A livello di impressione, il film si può dire deprimente e sconfortante, visti la discesa inarrestabile verso l’infelicità e l’alienazione, e il conseguente senso di amarezza suscitato. Pure riesce ad attrarre nella visione, conclusa tutta nella follia d’amore, merito questo dei modi della regia che, nell’azzardo della scelta del tema messo in scena, sa in genere mantenere salde le redini. Il regista dimostra infatti abilità nell’uso degli elementi cinematografici, rispondenti sempre ad una funzione espressiva che restituisce all’esaltato tema-guida una sua autenticità, escludendo così mistificazioni.

In una struttura narrativa puntata su un presente a tema unico dove i protagonisti sono sempre in primo piano, e intersecata da flashback che ricordano momenti significativi del passato, si evidenziano suggestive alcune appropriate ricercatezze linguistiche: le dissolvenze; la varietà cromatica e la fotografia raffinata; la luce, che si adegua agli umori dei due amanti, da una vividezza, anche paesaggistica, del primo incontro nei boschi e nel verde, all’opacità e lividezza delle crisi di follia e rifiuto, sino al silenzio d’amore finale, quando lo schermo si fa nero e rimanda solo la voce recitante le nitide parole delle poesie, toccante qui più che mai quella diletta a Sibilla, "... questo viaggio chiamavamo amore/ col nostro sangue e le nostre lacrime facevamo le rose...", coperto poi dai titoli di coda.

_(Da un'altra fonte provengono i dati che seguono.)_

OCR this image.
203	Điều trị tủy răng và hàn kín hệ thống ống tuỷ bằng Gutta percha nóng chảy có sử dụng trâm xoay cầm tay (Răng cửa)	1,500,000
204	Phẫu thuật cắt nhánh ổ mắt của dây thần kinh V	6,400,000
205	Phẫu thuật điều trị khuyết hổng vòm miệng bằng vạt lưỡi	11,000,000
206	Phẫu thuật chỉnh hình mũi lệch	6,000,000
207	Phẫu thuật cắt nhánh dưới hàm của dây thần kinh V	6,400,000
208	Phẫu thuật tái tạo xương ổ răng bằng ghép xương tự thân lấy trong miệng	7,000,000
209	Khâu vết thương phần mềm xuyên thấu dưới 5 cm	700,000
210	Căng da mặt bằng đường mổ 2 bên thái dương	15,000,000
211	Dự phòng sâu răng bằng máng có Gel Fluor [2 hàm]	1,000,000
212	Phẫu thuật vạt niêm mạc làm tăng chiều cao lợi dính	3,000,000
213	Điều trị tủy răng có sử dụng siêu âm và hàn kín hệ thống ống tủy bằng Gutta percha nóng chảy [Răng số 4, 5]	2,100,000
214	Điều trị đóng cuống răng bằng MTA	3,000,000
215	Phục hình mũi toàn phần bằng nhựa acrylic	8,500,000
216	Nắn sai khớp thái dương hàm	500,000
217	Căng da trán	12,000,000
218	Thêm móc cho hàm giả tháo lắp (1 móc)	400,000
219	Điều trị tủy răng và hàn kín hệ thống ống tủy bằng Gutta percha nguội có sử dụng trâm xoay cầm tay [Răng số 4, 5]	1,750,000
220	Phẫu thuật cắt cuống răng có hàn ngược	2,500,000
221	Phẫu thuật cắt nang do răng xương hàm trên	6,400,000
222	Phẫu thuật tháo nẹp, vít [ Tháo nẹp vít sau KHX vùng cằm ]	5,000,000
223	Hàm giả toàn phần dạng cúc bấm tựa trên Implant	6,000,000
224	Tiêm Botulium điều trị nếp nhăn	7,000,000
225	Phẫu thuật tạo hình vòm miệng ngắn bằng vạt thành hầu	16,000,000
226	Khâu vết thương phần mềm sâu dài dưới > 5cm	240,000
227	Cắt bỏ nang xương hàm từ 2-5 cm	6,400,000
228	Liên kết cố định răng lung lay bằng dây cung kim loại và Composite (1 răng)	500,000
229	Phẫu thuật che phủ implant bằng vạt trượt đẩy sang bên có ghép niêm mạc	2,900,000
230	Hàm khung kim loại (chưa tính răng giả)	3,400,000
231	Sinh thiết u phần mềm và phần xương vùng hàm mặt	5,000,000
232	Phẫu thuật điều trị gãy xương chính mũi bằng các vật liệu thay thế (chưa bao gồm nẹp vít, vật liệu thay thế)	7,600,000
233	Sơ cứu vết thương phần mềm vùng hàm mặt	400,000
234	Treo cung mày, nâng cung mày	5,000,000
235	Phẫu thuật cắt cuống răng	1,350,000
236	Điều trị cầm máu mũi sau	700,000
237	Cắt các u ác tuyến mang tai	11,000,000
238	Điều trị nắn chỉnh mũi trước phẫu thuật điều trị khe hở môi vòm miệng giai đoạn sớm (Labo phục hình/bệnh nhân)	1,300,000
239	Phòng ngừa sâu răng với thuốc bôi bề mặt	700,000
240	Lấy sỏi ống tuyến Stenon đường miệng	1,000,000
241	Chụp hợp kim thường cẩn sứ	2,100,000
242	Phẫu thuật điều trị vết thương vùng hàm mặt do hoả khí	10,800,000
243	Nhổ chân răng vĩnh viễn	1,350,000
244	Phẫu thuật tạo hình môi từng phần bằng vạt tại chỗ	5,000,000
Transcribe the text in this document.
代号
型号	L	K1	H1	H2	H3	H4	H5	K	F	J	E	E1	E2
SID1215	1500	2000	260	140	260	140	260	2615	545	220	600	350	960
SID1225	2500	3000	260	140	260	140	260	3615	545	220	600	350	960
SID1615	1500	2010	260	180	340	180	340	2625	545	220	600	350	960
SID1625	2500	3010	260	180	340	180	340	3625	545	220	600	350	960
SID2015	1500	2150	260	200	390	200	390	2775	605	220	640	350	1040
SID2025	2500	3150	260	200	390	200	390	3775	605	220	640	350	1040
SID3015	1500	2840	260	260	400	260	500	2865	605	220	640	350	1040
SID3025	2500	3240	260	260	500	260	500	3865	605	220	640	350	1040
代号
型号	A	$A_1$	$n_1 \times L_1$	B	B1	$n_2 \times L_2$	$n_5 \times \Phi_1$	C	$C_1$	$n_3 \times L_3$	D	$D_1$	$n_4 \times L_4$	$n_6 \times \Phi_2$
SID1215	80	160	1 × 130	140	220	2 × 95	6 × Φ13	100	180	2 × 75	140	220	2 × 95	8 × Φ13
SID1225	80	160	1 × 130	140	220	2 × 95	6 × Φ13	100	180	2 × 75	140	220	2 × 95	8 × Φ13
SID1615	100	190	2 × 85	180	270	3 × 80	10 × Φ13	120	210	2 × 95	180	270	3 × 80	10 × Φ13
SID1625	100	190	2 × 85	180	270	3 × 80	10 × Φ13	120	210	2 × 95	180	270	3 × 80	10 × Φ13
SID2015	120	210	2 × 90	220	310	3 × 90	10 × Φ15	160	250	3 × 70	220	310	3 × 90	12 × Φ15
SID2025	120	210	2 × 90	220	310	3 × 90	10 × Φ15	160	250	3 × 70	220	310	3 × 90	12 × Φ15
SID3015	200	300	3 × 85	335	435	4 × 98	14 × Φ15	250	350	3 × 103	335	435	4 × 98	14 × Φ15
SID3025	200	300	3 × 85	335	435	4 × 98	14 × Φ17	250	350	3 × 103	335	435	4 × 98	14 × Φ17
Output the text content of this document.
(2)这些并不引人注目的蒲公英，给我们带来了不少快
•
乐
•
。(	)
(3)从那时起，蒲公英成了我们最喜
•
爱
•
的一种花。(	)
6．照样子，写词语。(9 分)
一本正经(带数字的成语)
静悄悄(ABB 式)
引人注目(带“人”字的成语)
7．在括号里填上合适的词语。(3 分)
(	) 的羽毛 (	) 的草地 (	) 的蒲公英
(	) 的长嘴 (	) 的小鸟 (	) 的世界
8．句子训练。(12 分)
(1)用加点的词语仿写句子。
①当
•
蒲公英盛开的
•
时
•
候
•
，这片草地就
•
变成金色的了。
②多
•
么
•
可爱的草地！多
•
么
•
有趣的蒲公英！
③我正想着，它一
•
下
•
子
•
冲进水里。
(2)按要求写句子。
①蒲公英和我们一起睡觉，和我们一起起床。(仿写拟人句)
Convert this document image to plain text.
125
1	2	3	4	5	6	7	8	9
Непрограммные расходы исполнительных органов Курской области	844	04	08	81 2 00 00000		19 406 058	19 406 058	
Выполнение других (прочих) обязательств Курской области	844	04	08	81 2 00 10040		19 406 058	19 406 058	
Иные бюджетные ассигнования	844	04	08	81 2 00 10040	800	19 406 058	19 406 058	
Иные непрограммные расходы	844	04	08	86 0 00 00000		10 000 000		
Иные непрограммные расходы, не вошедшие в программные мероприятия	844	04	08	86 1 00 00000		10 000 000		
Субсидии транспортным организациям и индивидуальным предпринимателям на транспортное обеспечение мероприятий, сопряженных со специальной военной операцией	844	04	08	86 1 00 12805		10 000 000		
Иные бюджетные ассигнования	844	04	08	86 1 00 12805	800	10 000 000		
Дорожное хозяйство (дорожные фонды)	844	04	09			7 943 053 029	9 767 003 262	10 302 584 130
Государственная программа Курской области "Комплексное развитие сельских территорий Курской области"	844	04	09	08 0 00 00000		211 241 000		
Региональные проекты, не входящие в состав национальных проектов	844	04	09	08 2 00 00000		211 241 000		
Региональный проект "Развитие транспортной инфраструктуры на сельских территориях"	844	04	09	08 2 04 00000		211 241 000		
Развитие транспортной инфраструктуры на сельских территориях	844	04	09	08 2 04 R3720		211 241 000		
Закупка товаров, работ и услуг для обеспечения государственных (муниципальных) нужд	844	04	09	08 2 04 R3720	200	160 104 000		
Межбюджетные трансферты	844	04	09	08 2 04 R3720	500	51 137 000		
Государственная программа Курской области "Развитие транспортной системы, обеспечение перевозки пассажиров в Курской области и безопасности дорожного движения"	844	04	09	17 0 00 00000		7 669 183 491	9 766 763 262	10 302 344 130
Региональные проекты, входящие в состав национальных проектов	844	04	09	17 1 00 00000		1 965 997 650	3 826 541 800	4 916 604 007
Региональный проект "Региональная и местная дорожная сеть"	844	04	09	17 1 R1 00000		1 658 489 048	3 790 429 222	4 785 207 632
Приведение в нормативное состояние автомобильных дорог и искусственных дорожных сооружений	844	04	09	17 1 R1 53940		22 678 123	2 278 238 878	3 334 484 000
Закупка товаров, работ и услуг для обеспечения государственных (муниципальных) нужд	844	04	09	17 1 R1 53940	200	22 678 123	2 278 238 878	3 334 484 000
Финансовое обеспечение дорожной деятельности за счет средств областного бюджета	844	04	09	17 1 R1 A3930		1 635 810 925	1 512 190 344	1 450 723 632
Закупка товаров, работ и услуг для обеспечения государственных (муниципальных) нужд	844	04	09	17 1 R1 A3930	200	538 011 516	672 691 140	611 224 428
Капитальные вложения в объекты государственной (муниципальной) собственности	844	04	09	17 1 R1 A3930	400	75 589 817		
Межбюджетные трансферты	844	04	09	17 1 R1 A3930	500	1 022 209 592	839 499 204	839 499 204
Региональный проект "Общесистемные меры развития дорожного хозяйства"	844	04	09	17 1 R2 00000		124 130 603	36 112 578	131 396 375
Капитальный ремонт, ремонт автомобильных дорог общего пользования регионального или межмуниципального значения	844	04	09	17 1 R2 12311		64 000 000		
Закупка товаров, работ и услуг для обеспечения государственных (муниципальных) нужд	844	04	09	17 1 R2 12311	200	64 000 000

Pure la musica segue i moti della passione e varia, come i loro impulsi, da uno stato di esaltazione a uno di quiete, ad un improvviso doloroso rabbuiamento.

Assai incisivi, per quanto i due piani temporali presente-passato, sceneggiati l’uno sulle missive l’altro sul romanzo autobiografico della Aleramo "Una donna", non sempre riescano a ben integrarsi e ad evitare sfasature, sono poi i flashback sulla prima parte della vita di Sibilla (vita in famiglia, pazzia della madre, matrimonio sbagliato, maternità, abbandono del tetto coniugale senza più diritto al figlio): già da bambina e poi da giovinetta, col volto ingenuo e conturbante, bellezza e seduttivittà innata determinano il suo mondo interiore e relazionale, inquietudine intellettuale e ambivalenza psichica si conformano tra i problematici rapporti familiari.

Gli attori (i bravi Laura Morante e Stefano Accorsi) non hanno un compito facile nell’interpretare i due protagonisti, personaggi complessi, autori e cultori di letteratura, posseduti dal duplice amore per l’amore senza freni e per la parola poetica, che si sforzano di far rivivere al meglio, ma mentre lei, dotata di espressività sfaccettata, raggiunge momenti di intensità, lui, nonostante il prestigioso premio ricevuto a Venezia, non sempre vi riesce. Su di loro si ferma insistita la macchina da presa, sui loro volti, per lo più tesi e angosciati, e sui loro stati d’animo, volubili e drammatici.

Infatti, la scelta del regista è intesa a rappresentare, appunto, solo la storia di questo amore nel corso della sua durata (dall’agosto 1916 al gennaio 1918), che è insieme fisico e intellettuale, tra un poeta folle e una donna propensa a innamorarsi proprio di tale intreccio, lasciando sullo sfondo tutto ciò che vi è esterno, il contesto sia temporale che spaziale: i paesaggi solo contorno, la grande guerra solo di sfuggita, i costumi, gli stili di vita, lo spirito del tempo lasciati intuire, più che delineati, e sommersi dal fragore delle passioni scomposte, grevi nella loro assolutezza. Una scelta netta ed estrema che dà al film un tocco quasi fuori moda, data la consuetudine attuale a rifuggire da tale tematica, obsoleta, un amour fou, dove, dice la Morante, "si rinuncia al senso della misura e al pudore e ci si espone al ridicolo".

Piaccia o no la cifra stilistica cui il regista si è affidato, egli dimostra, come già nei suoi lavori precedenti ("Un eroe borghese", "Del perduto amore"), di saperli connotare di una nota assai personale, e di destreggiarsi, come regista, altrettanto, o forse meglio, che come attore.